Im planning a project which will require LEDs, way more LEDs than the Arduino could ever power, so I need external power for them.
The LEDs in question are RGB Common Cathode ones, Im going to wire each color in parallel(3-4 LEDs or more, I dont know yet) while still being able to control each color individually.
Since they are Common Cathode it kinda complicates things for me, because I only have NPN transistors (yay...) to work with.
I googled around quite a lot and stumbled upon the emitter-follower method, which if I understand it correctly simply boosts the available current based on the external power, but keeps the voltage the same as Base(which will be +5V since its connected to the arduino). Now this would be perfect for me, since both the arduino and LED setup will be powered from the same 5V power brick(capable of 2.5A).
Ive been playing around in various software/simulators, and come up with a schematic that seems to work, but Id be thankful if someone with more knowledge than me could take a look at it, before I blow something up
Im not sure if the resistors from the arduino pins are needed or not though, but I added them and it seems to work fine according to various simulators.
Also, do excuse my poor drawing, Ive never done a schematic before
That will work, although you may have to adjust the LED series resistors to get the brightness you want.
One reason people usually do not use NPN transistors as "high side" switches is the drop of about 0.7 V from the transistor base to the emitter.

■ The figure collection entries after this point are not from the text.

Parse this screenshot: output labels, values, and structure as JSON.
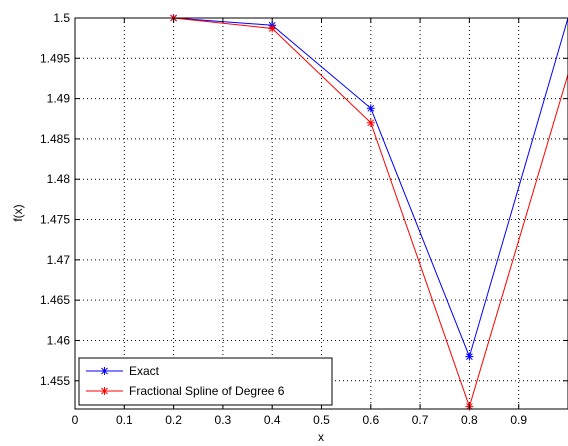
{
  "chart_data": {
    "type": "line",
    "title": "",
    "xlabel": "x",
    "ylabel": "f(x)",
    "xlim": [
      0,
      1
    ],
    "ylim": [
      1.4515,
      1.5
    ],
    "x_ticks": [
      0,
      0.1,
      0.2,
      0.3,
      0.4,
      0.5,
      0.6,
      0.7,
      0.8,
      0.9
    ],
    "x_tick_labels": [
      "0",
      "0.1",
      "0.2",
      "0.3",
      "0.4",
      "0.5",
      "0.6",
      "0.7",
      "0.8",
      "0.9"
    ],
    "y_ticks": [
      1.455,
      1.46,
      1.465,
      1.47,
      1.475,
      1.48,
      1.485,
      1.49,
      1.495,
      1.5
    ],
    "y_tick_labels": [
      "1.455",
      "1.46",
      "1.465",
      "1.47",
      "1.475",
      "1.48",
      "1.485",
      "1.49",
      "1.495",
      "1.5"
    ],
    "grid": true,
    "legend_position": "bottom-left",
    "series": [
      {
        "name": "Exact",
        "color": "#0000ff",
        "marker": "asterisk",
        "x": [
          0.2,
          0.4,
          0.6,
          0.8,
          1.0
        ],
        "y": [
          1.5,
          1.4991,
          1.4888,
          1.458,
          1.5
        ]
      },
      {
        "name": "Fractional Spline of Degree 6",
        "color": "#ff0000",
        "marker": "asterisk",
        "x": [
          0.2,
          0.4,
          0.6,
          0.8,
          1.0
        ],
        "y": [
          1.5,
          1.4987,
          1.487,
          1.4518,
          1.493
        ]
      }
    ]
  }
}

The output voltage of a typical port pin is less than 5 V (the ATmega data sheet specifies the minimum value to be 4.2 V), so your LEDs are effectively powered by a source providing about 3.5 V.

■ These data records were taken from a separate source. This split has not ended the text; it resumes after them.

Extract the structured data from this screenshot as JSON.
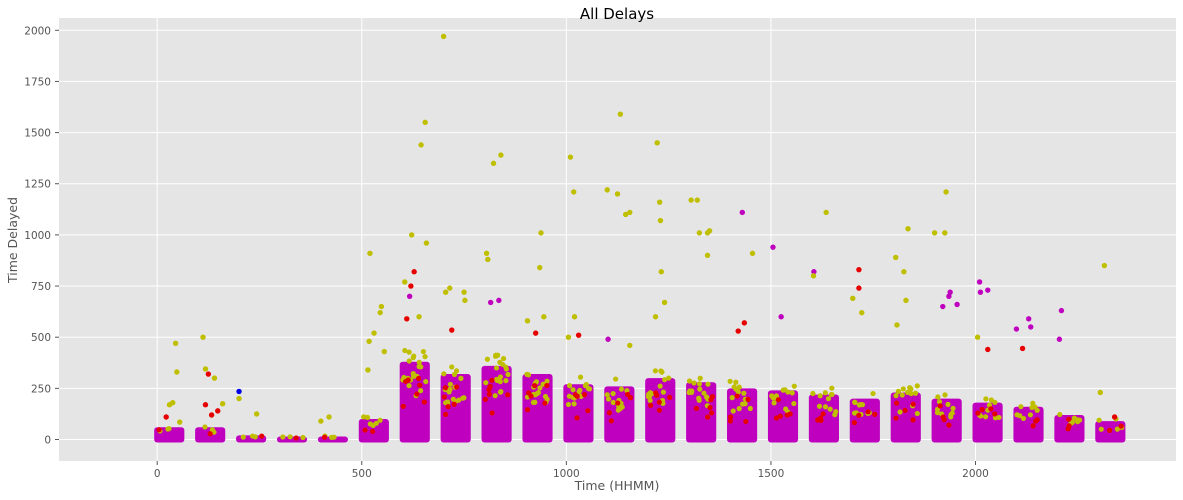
{
  "chart_data": {
    "type": "scatter",
    "title": "All Delays",
    "xlabel": "Time (HHMM)",
    "ylabel": "Time Delayed",
    "xlim": [
      -240,
      2490
    ],
    "ylim": [
      -105,
      2060
    ],
    "xticks": [
      0,
      500,
      1000,
      1500,
      2000
    ],
    "yticks": [
      0,
      250,
      500,
      750,
      1000,
      1250,
      1500,
      1750,
      2000
    ],
    "grid": true,
    "legend": "none",
    "style": "ggplot gray background with white grid",
    "series_colors": {
      "magenta": "#bf00bf",
      "olive": "#bfbf00",
      "red": "#e60000",
      "blue": "#0000e6"
    },
    "time_blocks": [
      {
        "start": 0,
        "end": 59,
        "top": 60
      },
      {
        "start": 100,
        "end": 159,
        "top": 60
      },
      {
        "start": 200,
        "end": 259,
        "top": 20
      },
      {
        "start": 300,
        "end": 359,
        "top": 15
      },
      {
        "start": 400,
        "end": 459,
        "top": 15
      },
      {
        "start": 500,
        "end": 559,
        "top": 100
      },
      {
        "start": 600,
        "end": 659,
        "top": 380
      },
      {
        "start": 700,
        "end": 759,
        "top": 320
      },
      {
        "start": 800,
        "end": 859,
        "top": 360
      },
      {
        "start": 900,
        "end": 959,
        "top": 320
      },
      {
        "start": 1000,
        "end": 1059,
        "top": 270
      },
      {
        "start": 1100,
        "end": 1159,
        "top": 260
      },
      {
        "start": 1200,
        "end": 1259,
        "top": 300
      },
      {
        "start": 1300,
        "end": 1359,
        "top": 280
      },
      {
        "start": 1400,
        "end": 1459,
        "top": 250
      },
      {
        "start": 1500,
        "end": 1559,
        "top": 240
      },
      {
        "start": 1600,
        "end": 1659,
        "top": 220
      },
      {
        "start": 1700,
        "end": 1759,
        "top": 200
      },
      {
        "start": 1800,
        "end": 1859,
        "top": 230
      },
      {
        "start": 1900,
        "end": 1959,
        "top": 200
      },
      {
        "start": 2000,
        "end": 2059,
        "top": 180
      },
      {
        "start": 2100,
        "end": 2159,
        "top": 160
      },
      {
        "start": 2200,
        "end": 2259,
        "top": 120
      },
      {
        "start": 2300,
        "end": 2359,
        "top": 90
      }
    ],
    "points": [
      {
        "x": 22,
        "y": 110,
        "c": "red"
      },
      {
        "x": 45,
        "y": 470,
        "c": "olive"
      },
      {
        "x": 48,
        "y": 330,
        "c": "olive"
      },
      {
        "x": 30,
        "y": 170,
        "c": "olive"
      },
      {
        "x": 38,
        "y": 180,
        "c": "olive"
      },
      {
        "x": 55,
        "y": 85,
        "c": "olive"
      },
      {
        "x": 112,
        "y": 500,
        "c": "olive"
      },
      {
        "x": 118,
        "y": 345,
        "c": "olive"
      },
      {
        "x": 125,
        "y": 320,
        "c": "red"
      },
      {
        "x": 140,
        "y": 300,
        "c": "olive"
      },
      {
        "x": 118,
        "y": 170,
        "c": "red"
      },
      {
        "x": 133,
        "y": 120,
        "c": "red"
      },
      {
        "x": 148,
        "y": 140,
        "c": "red"
      },
      {
        "x": 160,
        "y": 175,
        "c": "olive"
      },
      {
        "x": 200,
        "y": 235,
        "c": "blue"
      },
      {
        "x": 200,
        "y": 200,
        "c": "olive"
      },
      {
        "x": 243,
        "y": 125,
        "c": "olive"
      },
      {
        "x": 400,
        "y": 90,
        "c": "olive"
      },
      {
        "x": 420,
        "y": 110,
        "c": "olive"
      },
      {
        "x": 515,
        "y": 340,
        "c": "olive"
      },
      {
        "x": 518,
        "y": 480,
        "c": "olive"
      },
      {
        "x": 520,
        "y": 910,
        "c": "olive"
      },
      {
        "x": 530,
        "y": 520,
        "c": "olive"
      },
      {
        "x": 545,
        "y": 620,
        "c": "olive"
      },
      {
        "x": 548,
        "y": 650,
        "c": "olive"
      },
      {
        "x": 555,
        "y": 430,
        "c": "olive"
      },
      {
        "x": 605,
        "y": 770,
        "c": "olive"
      },
      {
        "x": 610,
        "y": 590,
        "c": "red"
      },
      {
        "x": 620,
        "y": 750,
        "c": "red"
      },
      {
        "x": 622,
        "y": 1000,
        "c": "olive"
      },
      {
        "x": 628,
        "y": 820,
        "c": "red"
      },
      {
        "x": 640,
        "y": 600,
        "c": "olive"
      },
      {
        "x": 645,
        "y": 1440,
        "c": "olive"
      },
      {
        "x": 655,
        "y": 1550,
        "c": "olive"
      },
      {
        "x": 658,
        "y": 960,
        "c": "olive"
      },
      {
        "x": 617,
        "y": 700,
        "c": "magenta"
      },
      {
        "x": 700,
        "y": 1970,
        "c": "olive"
      },
      {
        "x": 705,
        "y": 720,
        "c": "olive"
      },
      {
        "x": 715,
        "y": 740,
        "c": "olive"
      },
      {
        "x": 720,
        "y": 535,
        "c": "red"
      },
      {
        "x": 750,
        "y": 720,
        "c": "olive"
      },
      {
        "x": 752,
        "y": 680,
        "c": "olive"
      },
      {
        "x": 805,
        "y": 910,
        "c": "olive"
      },
      {
        "x": 808,
        "y": 880,
        "c": "olive"
      },
      {
        "x": 815,
        "y": 670,
        "c": "magenta"
      },
      {
        "x": 822,
        "y": 1350,
        "c": "olive"
      },
      {
        "x": 835,
        "y": 680,
        "c": "magenta"
      },
      {
        "x": 840,
        "y": 1390,
        "c": "olive"
      },
      {
        "x": 905,
        "y": 580,
        "c": "olive"
      },
      {
        "x": 935,
        "y": 840,
        "c": "olive"
      },
      {
        "x": 938,
        "y": 1010,
        "c": "olive"
      },
      {
        "x": 925,
        "y": 520,
        "c": "red"
      },
      {
        "x": 945,
        "y": 600,
        "c": "olive"
      },
      {
        "x": 1005,
        "y": 500,
        "c": "olive"
      },
      {
        "x": 1010,
        "y": 1380,
        "c": "olive"
      },
      {
        "x": 1018,
        "y": 1210,
        "c": "olive"
      },
      {
        "x": 1020,
        "y": 600,
        "c": "olive"
      },
      {
        "x": 1030,
        "y": 510,
        "c": "red"
      },
      {
        "x": 1100,
        "y": 1220,
        "c": "olive"
      },
      {
        "x": 1102,
        "y": 490,
        "c": "magenta"
      },
      {
        "x": 1125,
        "y": 1200,
        "c": "olive"
      },
      {
        "x": 1132,
        "y": 1590,
        "c": "olive"
      },
      {
        "x": 1145,
        "y": 1100,
        "c": "olive"
      },
      {
        "x": 1155,
        "y": 1110,
        "c": "olive"
      },
      {
        "x": 1155,
        "y": 460,
        "c": "olive"
      },
      {
        "x": 1222,
        "y": 1450,
        "c": "olive"
      },
      {
        "x": 1228,
        "y": 1160,
        "c": "olive"
      },
      {
        "x": 1230,
        "y": 1070,
        "c": "olive"
      },
      {
        "x": 1232,
        "y": 820,
        "c": "olive"
      },
      {
        "x": 1240,
        "y": 670,
        "c": "olive"
      },
      {
        "x": 1218,
        "y": 600,
        "c": "olive"
      },
      {
        "x": 1305,
        "y": 1170,
        "c": "olive"
      },
      {
        "x": 1320,
        "y": 1170,
        "c": "olive"
      },
      {
        "x": 1325,
        "y": 1010,
        "c": "olive"
      },
      {
        "x": 1345,
        "y": 1010,
        "c": "olive"
      },
      {
        "x": 1350,
        "y": 1020,
        "c": "olive"
      },
      {
        "x": 1345,
        "y": 900,
        "c": "olive"
      },
      {
        "x": 1430,
        "y": 1110,
        "c": "magenta"
      },
      {
        "x": 1420,
        "y": 530,
        "c": "red"
      },
      {
        "x": 1435,
        "y": 570,
        "c": "red"
      },
      {
        "x": 1455,
        "y": 910,
        "c": "olive"
      },
      {
        "x": 1505,
        "y": 940,
        "c": "magenta"
      },
      {
        "x": 1525,
        "y": 600,
        "c": "magenta"
      },
      {
        "x": 1605,
        "y": 820,
        "c": "magenta"
      },
      {
        "x": 1604,
        "y": 800,
        "c": "olive"
      },
      {
        "x": 1635,
        "y": 1110,
        "c": "olive"
      },
      {
        "x": 1700,
        "y": 690,
        "c": "olive"
      },
      {
        "x": 1715,
        "y": 830,
        "c": "red"
      },
      {
        "x": 1715,
        "y": 740,
        "c": "red"
      },
      {
        "x": 1722,
        "y": 620,
        "c": "olive"
      },
      {
        "x": 1805,
        "y": 890,
        "c": "olive"
      },
      {
        "x": 1808,
        "y": 560,
        "c": "olive"
      },
      {
        "x": 1825,
        "y": 820,
        "c": "olive"
      },
      {
        "x": 1835,
        "y": 1030,
        "c": "olive"
      },
      {
        "x": 1830,
        "y": 680,
        "c": "olive"
      },
      {
        "x": 1900,
        "y": 1010,
        "c": "olive"
      },
      {
        "x": 1925,
        "y": 1010,
        "c": "olive"
      },
      {
        "x": 1928,
        "y": 1210,
        "c": "olive"
      },
      {
        "x": 1920,
        "y": 650,
        "c": "magenta"
      },
      {
        "x": 1935,
        "y": 700,
        "c": "magenta"
      },
      {
        "x": 1938,
        "y": 720,
        "c": "magenta"
      },
      {
        "x": 1955,
        "y": 660,
        "c": "magenta"
      },
      {
        "x": 2005,
        "y": 500,
        "c": "olive"
      },
      {
        "x": 2010,
        "y": 770,
        "c": "magenta"
      },
      {
        "x": 2012,
        "y": 720,
        "c": "magenta"
      },
      {
        "x": 2030,
        "y": 730,
        "c": "magenta"
      },
      {
        "x": 2030,
        "y": 440,
        "c": "red"
      },
      {
        "x": 2100,
        "y": 540,
        "c": "magenta"
      },
      {
        "x": 2115,
        "y": 445,
        "c": "red"
      },
      {
        "x": 2130,
        "y": 590,
        "c": "magenta"
      },
      {
        "x": 2135,
        "y": 550,
        "c": "magenta"
      },
      {
        "x": 2210,
        "y": 630,
        "c": "magenta"
      },
      {
        "x": 2205,
        "y": 490,
        "c": "magenta"
      },
      {
        "x": 2315,
        "y": 850,
        "c": "olive"
      },
      {
        "x": 2305,
        "y": 230,
        "c": "olive"
      },
      {
        "x": 2340,
        "y": 110,
        "c": "red"
      }
    ]
  }
}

An emitter follower has relatively high input impedance, so you don't need a resistor between the port pin and the transistor base.
Absolutely lose those base resistors, you want to minimise the voltage
across the transistor when on(*), which means bring the base right up to 5V
You still lose a forward diode drop at full current though, so check the power
dissipation is within limits. With a proper PNP high-side switch you'd get
saturation and ~ 0.1V drop.
(*) and the variation of that voltage with load current.
Thanks for the replies, I was aware of the diode voltage drop, but didnt think of the potential drop from the arduino-pin itself...
The potential drop at the Arduino pin itself will be minimal. Any drop will be mostly due to the Base-Emitter Saturation Voltage of the transistor.
This is because the datasheet claims VOH to be 4.1V when the load on the pin is 20 mA. However, the transistor will be providing most of the current (its gain will be somewhere around 100). In this configuration, the output voltage on the Arduino pin should be somewhere around 4.4V.